Problems with the current approach:

  • Objects have to implement custom __getstate__ and __setstate__ methods
    • These methods have to manually keep track of variables which should be nullified upon pickling, easily falling out of sync with surrounding source code. To the point that we've added assert statements that the nullified members exist as class attributes.
    • If this were actually designed, we might have a base interface to derive from allowing classes to list the members which must be nullified, asserting that they actually exist after said object's __init__() method completes, and taking care of the __getstate__/__setstate__ methods automatically based on a list.
  • While some objects implement __getstate__ and sometimes __setstate__, others implement this callback called _get_child_pickle_state_for_jobbing() or something weirdly undocumented, tucked away deeply in the insides of _scheduler/jobs/jobpickler.py
    • It is unclear why an object should choose to implement this custom function instead of __getstate__
    • The _get_child_pickle_state_for_jobbing() (or something) is not an interface that is documented anywhere, instead one must go and understand jobpickler.py and try to figure out what that function should do and why it should be chosen instead of __getstate__ (still a mystery).
  • Some objects complain about being pickled, including Scheduler and Stream
    • Surely it makes sense these should not be pickled
    • The side-effect of triggering these errors is that tox hangs indefinitely forever
    • Even when running tox with the -s option passed to pytest, there is no way to ever see the error message without going and modifying src/buildstream/testing/runcli.py and disabling the capturing done there, otherwise no stderr or stdout will ever be displayed until the hanging process never returns, because it's hanging.
    • Assuming you've spent a day so far and got as far as printing this TypeError and understanding what is going on, the error is unhelpful.
      • This error prints a stack trace showing the object which got pickled, simply saying that the object should not be pickled.
      • This error does not print any helpful information about objects which refer to these "dont pickle" objects.

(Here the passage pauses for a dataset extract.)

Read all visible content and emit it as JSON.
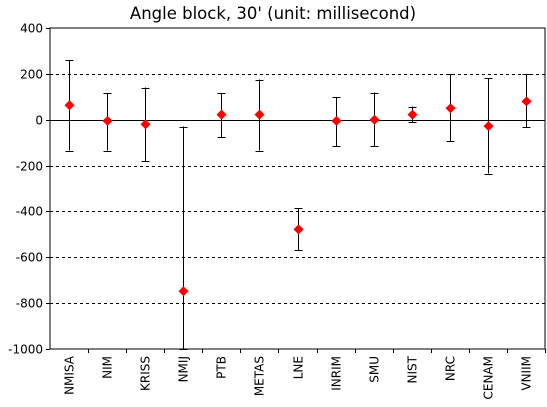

This feature is a part of unfinished #1021, but this feature is in itself unfinished, not providing any convenience in implementation (abstract class ?), any clarity of why __getstate__ methods are littered around (barring deep code research), any helpful error messages when things go wrong (maybe the errors could at least use gc.get_referrers() to concoct a helpful error message ?), or any clear documentation of how to use this, save for a lengthy comment hiding out in jobpickler.py (a comment which demands focus and deep understanding of what is going on; this is not concise documentation on how to use the interfaces).

I think at this point, having this feature in it's present state serves mostly as an obstacle to any progress and refactoring, although it would be great if someone wanted to own this feature, fix it, and eventually complete #1021.

Edited by Tristan Van Berkom

Merge request reports